Ethical questions over harvesting dead’s sperm
SMU law professor and medical ethicist Tom Mayo talks about Missy Evans's decision to harvested her dead son's sperm in the hope of finding a surrogate and one day raising her son's child.
DALLAS - Nikolas Colton Evans had talked about how much he wanted to have a child, but the 21-year-old died after he was punched and hit his head on the ground in a fight. That would have been the end of it, if it weren't for his determined mother, a court order and a urologist.
Missy Evans has harvested her dead son's sperm and hopes to find a surrogate and one day raise her son's child.

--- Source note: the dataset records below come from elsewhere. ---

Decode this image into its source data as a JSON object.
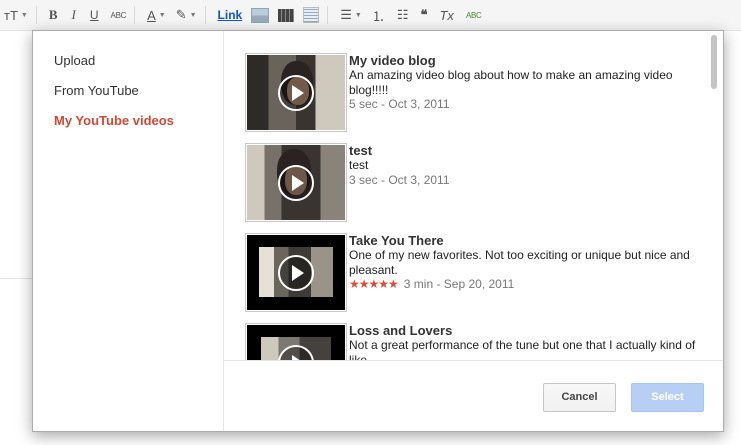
{
  "toolbar": {
    "font_size_label": "тT",
    "bold_label": "B",
    "italic_label": "I",
    "underline_label": "U",
    "strikethrough_label": "ABC",
    "text_color_label": "A",
    "link_label": "Link",
    "quote_label": "66",
    "clear_format_label": "Tx",
    "spellcheck_label": "ABC"
  },
  "dialog": {
    "sidebar": {
      "items": [
        {
          "label": "Upload",
          "active": false
        },
        {
          "label": "From YouTube",
          "active": false
        },
        {
          "label": "My YouTube videos",
          "active": true
        }
      ]
    },
    "videos": [
      {
        "title": "My video blog",
        "description": "An amazing video blog about how to make an amazing video blog!!!!!",
        "meta": "5 sec - Oct 3, 2011",
        "rating": null,
        "thumb_colors": [
          "#5a5550",
          "#2a2624",
          "#d9d4cc"
        ]
      },
      {
        "title": "test",
        "description": "test",
        "meta": "3 sec - Oct 3, 2011",
        "rating": null,
        "thumb_colors": [
          "#77716a",
          "#2c2826",
          "#c9c3ba"
        ]
      },
      {
        "title": "Take You There",
        "description": "One of my new favorites. Not too exciting or unique but nice and pleasant.",
        "meta": "3 min - Sep 20, 2011",
        "rating": 5,
        "stars": "★★★★★",
        "thumb_colors": [
          "#000000",
          "#6b655c",
          "#e6e1d8"
        ]
      },
      {
        "title": "Loss and Lovers",
        "description": "Not a great performance of the tune but one that I actually kind of like.",
        "meta": "",
        "rating": null,
        "thumb_colors": [
          "#000000",
          "#7c786f",
          "#cfcac1"
        ]
      }
    ],
    "buttons": {
      "cancel": "Cancel",
      "select": "Select"
    },
    "colors": {
      "active_nav": "#d14836",
      "select_button_disabled": "#b8cff5",
      "star": "#dd4b39"
    }
  }
}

It's a decision that ethicists say raises troubling questions; one called the potential offspring a "replacement child."
Evans isn't concerned about what others might think. She says she is only doing what her son would have wanted. . .
 "That child's biological father will be dead. The mother may be an egg donor, anonymous or gestational surrogate," said Tom Mayo, director of 91×ÔÅÄ's Maguire Center for Ethics and Public Responsibility.
"This is a tough way for a kid to come into the world. As the details emerge and the child learns more about their origins, I just wonder what the impact will be on a replacement child," Mayo said.
He said the desire to replace a deceased child is a classic scenario that, in this case, took a nontraditional turn.
"The underlying desire would be very strong, even if she wouldn't describe it that way," he said.